Ras affects clone shape via the Raf/MAPK pathway. Median clone roundness values of Flp/Gal4 clones expressing various transgenes are shown. Expression of any transgene except Ras^V12C40 significantly increases clone roundness relative to control clones expressing GFP alone, although Ras^V12, Ras^V12S35, and Raf^GOF have significantly stronger effects than Ras^V12G37, dPI3K, and dMyc. Representative images and measurements are shown. Clones were induced at 48 h after egg deposition (AED) and analyzed at 120 h AED. A, clone area; C, clone circumference; CR, clone roundness; n, number of clones measured. Error bars: standard error of the mean; *, P < 0.001 vs. control; **, P ≪ 0.001 vs. control.

Figure 9

Model for interactions between Ras, dMyc, and dPI3K in the developing Drosophila wing. Ectopic expression of Ras^V12 drives cell growth via at least two genetically separable pathways. Ras^V12 activates Raf/MAPK signaling, which increases levels of dMyc protein. Ras^V12 also independently activates dPI3K signaling. The resulting increased rate of cell growth increases cyclin E protein levels, thereby promoting G1/S progression (Prober and Edgar 2000).

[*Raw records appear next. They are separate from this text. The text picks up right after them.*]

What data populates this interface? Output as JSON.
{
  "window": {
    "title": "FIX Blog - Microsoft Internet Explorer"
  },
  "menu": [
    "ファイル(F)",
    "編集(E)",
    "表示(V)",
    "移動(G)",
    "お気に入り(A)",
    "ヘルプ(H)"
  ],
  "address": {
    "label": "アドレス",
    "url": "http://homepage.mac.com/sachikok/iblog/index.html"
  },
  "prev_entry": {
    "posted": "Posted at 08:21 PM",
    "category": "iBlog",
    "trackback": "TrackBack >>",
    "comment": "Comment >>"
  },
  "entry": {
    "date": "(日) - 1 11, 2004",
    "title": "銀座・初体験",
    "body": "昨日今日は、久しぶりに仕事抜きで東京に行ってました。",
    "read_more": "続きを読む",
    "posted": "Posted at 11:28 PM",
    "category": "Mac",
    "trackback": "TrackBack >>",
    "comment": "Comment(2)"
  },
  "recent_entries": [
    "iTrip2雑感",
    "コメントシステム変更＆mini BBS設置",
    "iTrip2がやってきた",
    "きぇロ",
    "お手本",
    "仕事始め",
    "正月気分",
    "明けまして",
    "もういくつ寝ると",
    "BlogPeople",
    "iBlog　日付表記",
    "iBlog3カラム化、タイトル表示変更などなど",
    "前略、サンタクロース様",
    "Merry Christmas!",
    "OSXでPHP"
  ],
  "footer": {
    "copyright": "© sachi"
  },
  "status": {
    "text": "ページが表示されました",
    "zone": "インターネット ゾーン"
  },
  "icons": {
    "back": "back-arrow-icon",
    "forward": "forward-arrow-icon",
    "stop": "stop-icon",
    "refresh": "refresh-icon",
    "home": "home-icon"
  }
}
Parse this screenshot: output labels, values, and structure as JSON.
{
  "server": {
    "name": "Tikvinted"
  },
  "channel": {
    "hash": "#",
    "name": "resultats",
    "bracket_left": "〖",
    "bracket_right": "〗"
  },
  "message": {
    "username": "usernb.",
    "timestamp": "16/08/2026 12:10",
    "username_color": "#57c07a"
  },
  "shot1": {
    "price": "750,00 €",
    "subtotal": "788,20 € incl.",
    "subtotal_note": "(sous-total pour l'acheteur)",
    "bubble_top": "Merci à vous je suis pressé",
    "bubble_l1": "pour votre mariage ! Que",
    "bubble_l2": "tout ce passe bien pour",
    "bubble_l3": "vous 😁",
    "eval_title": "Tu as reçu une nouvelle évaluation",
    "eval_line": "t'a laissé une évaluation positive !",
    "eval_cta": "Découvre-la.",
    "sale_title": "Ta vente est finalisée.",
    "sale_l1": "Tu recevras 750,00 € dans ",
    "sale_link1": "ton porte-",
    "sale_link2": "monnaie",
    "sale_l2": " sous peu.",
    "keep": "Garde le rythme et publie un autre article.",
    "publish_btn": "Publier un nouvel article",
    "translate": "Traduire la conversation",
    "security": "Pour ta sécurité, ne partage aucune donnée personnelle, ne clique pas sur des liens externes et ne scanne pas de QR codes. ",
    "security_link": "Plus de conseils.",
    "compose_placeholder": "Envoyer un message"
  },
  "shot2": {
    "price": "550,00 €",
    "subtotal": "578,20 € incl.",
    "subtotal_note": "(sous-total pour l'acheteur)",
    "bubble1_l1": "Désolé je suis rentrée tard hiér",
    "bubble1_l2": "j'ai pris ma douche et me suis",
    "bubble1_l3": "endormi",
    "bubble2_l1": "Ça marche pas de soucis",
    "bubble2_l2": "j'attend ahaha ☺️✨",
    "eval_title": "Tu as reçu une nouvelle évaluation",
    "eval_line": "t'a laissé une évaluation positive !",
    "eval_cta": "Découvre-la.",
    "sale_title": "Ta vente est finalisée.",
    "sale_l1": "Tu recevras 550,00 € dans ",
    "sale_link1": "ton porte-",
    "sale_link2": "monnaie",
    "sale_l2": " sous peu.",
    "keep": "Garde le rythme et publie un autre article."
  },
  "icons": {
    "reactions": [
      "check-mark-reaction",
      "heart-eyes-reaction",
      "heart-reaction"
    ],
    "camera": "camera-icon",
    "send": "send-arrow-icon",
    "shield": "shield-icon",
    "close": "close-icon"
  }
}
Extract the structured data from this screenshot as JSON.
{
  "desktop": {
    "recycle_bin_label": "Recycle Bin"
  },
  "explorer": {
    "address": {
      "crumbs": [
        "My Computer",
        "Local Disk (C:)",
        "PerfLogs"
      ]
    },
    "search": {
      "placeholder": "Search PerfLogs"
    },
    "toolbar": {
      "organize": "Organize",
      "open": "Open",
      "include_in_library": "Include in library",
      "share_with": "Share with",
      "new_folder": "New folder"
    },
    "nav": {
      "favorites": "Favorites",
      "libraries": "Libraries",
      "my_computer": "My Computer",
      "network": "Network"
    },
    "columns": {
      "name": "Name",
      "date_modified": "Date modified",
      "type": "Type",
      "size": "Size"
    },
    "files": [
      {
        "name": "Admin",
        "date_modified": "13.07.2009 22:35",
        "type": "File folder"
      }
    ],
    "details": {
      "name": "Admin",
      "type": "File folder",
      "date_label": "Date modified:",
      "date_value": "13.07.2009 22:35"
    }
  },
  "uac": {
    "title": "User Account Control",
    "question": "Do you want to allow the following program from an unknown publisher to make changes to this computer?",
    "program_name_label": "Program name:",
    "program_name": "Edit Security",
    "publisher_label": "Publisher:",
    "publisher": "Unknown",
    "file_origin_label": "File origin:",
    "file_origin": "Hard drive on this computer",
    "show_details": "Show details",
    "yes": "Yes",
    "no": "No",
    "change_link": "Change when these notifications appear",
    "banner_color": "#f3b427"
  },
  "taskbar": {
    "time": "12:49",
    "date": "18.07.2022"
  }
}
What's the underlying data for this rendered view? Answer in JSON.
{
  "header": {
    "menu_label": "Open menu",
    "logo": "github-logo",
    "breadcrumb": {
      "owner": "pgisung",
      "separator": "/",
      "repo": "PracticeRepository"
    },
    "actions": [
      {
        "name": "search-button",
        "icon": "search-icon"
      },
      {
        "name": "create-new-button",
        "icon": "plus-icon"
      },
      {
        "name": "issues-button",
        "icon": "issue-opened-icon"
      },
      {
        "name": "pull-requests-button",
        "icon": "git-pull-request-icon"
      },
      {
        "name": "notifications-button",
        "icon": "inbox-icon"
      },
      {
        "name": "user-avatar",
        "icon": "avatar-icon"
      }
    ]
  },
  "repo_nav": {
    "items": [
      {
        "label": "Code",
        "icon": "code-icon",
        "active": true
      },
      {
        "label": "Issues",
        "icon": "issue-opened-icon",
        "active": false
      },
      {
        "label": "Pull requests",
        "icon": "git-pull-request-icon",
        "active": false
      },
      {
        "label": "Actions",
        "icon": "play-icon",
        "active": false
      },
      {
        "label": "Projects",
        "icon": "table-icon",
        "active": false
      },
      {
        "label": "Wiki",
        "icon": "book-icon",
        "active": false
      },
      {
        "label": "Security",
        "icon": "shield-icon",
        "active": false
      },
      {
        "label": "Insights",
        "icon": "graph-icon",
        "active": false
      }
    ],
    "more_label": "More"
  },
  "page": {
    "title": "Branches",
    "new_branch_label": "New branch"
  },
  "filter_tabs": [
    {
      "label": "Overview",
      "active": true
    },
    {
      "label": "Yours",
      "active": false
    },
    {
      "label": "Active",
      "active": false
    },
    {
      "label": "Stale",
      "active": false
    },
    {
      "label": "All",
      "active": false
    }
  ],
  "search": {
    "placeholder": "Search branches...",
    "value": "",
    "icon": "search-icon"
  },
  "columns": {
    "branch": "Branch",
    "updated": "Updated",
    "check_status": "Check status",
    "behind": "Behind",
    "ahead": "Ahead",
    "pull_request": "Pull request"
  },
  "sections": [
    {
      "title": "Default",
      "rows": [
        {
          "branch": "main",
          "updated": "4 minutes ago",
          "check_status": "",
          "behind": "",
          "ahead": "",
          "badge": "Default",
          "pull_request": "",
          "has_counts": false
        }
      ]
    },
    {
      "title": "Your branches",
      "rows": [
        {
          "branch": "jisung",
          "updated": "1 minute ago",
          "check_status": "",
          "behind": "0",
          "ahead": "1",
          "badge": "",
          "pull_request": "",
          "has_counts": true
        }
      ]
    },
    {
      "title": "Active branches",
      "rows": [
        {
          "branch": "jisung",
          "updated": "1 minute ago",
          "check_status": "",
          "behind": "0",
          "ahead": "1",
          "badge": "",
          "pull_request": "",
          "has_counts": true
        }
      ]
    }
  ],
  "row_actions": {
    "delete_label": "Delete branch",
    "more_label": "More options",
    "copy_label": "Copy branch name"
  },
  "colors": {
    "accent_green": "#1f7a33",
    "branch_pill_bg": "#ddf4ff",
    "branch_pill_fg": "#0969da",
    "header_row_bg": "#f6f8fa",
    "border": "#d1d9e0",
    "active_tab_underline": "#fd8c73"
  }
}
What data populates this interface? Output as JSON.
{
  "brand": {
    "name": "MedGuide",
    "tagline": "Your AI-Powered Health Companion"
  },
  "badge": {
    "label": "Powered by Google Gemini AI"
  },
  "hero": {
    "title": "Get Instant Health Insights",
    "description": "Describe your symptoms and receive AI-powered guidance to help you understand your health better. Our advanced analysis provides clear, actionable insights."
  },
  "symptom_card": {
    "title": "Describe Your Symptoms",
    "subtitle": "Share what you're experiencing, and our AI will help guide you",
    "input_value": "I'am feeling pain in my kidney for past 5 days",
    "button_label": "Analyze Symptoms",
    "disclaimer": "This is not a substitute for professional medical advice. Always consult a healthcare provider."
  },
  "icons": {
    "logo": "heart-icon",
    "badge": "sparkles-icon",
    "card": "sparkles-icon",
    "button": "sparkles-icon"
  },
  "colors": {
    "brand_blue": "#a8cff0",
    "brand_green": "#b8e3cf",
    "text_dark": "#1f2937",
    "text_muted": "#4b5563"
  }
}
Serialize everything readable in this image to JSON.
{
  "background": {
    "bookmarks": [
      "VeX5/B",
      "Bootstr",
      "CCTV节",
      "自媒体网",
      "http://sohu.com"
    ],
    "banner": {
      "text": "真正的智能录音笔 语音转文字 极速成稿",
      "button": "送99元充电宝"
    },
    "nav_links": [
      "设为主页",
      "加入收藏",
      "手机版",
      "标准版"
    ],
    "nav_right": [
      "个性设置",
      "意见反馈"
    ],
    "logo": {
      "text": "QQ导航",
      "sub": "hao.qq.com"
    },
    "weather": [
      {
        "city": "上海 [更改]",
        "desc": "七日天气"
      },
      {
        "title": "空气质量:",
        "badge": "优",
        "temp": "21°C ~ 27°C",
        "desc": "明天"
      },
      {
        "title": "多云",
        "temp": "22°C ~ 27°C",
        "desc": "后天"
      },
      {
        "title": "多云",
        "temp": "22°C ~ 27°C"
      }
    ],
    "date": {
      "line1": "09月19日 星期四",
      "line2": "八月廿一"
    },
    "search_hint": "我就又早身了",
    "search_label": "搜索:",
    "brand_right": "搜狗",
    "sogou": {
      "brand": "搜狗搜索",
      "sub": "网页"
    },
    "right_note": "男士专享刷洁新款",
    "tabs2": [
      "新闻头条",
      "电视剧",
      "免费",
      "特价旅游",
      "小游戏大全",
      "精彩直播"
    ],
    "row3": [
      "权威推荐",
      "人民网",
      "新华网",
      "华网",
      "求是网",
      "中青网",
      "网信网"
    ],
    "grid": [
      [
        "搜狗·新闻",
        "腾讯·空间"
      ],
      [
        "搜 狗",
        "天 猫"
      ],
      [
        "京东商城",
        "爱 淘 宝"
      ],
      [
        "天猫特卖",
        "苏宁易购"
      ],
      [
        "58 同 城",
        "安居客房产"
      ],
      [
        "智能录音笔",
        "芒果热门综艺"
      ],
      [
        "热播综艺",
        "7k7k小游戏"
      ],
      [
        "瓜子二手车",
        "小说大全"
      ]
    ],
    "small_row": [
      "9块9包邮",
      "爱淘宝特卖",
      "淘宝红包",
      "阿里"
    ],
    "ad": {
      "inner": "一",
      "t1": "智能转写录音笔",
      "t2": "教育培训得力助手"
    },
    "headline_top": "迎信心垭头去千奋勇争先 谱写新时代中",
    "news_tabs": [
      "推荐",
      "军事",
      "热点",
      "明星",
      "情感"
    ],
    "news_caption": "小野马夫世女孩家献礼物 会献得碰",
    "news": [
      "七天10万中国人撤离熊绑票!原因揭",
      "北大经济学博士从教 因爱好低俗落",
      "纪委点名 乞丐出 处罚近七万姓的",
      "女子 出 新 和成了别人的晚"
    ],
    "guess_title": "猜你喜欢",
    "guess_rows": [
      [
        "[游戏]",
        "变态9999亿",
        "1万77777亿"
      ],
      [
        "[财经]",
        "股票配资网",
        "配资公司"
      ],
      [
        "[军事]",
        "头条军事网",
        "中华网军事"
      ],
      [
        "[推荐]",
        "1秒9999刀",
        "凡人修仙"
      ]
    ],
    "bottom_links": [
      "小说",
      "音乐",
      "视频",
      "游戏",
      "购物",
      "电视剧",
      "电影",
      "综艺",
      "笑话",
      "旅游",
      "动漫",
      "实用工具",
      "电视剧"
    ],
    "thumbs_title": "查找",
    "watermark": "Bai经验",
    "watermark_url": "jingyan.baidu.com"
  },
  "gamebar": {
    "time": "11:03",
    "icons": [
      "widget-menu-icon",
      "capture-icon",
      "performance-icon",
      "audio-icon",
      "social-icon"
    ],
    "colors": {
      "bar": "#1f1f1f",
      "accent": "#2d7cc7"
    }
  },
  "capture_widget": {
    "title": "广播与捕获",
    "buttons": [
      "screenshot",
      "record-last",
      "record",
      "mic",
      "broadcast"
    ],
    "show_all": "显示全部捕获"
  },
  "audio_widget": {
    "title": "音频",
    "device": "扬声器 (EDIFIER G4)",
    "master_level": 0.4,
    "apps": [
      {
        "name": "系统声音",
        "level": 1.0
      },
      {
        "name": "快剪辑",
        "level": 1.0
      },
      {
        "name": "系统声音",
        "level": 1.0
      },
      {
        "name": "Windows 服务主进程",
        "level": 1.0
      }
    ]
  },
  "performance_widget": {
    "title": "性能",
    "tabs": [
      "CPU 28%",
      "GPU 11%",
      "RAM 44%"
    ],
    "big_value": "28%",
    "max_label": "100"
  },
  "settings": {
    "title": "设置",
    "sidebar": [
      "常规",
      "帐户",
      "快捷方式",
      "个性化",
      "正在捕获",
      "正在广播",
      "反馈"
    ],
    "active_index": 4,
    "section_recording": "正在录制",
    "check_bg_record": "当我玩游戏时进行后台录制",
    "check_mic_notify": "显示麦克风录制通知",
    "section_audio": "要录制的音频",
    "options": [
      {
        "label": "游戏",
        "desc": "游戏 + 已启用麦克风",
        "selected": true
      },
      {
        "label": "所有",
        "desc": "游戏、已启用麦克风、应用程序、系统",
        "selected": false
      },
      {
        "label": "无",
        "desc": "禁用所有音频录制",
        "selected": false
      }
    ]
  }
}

Ras is normally activated by the binding of ligands to the EGF receptor, and is required to maintain normal levels of dMyc protein but not dPI3K signaling (dashed arrow). dPI3K is likely normally regulated by the binding of insulin-like peptides to the Insulin receptor. Ras^V12 also affects cell identity and adhesion via Raf/MAPK signaling. Arrows indicate genetic interactions and do not imply direct molecular interactions.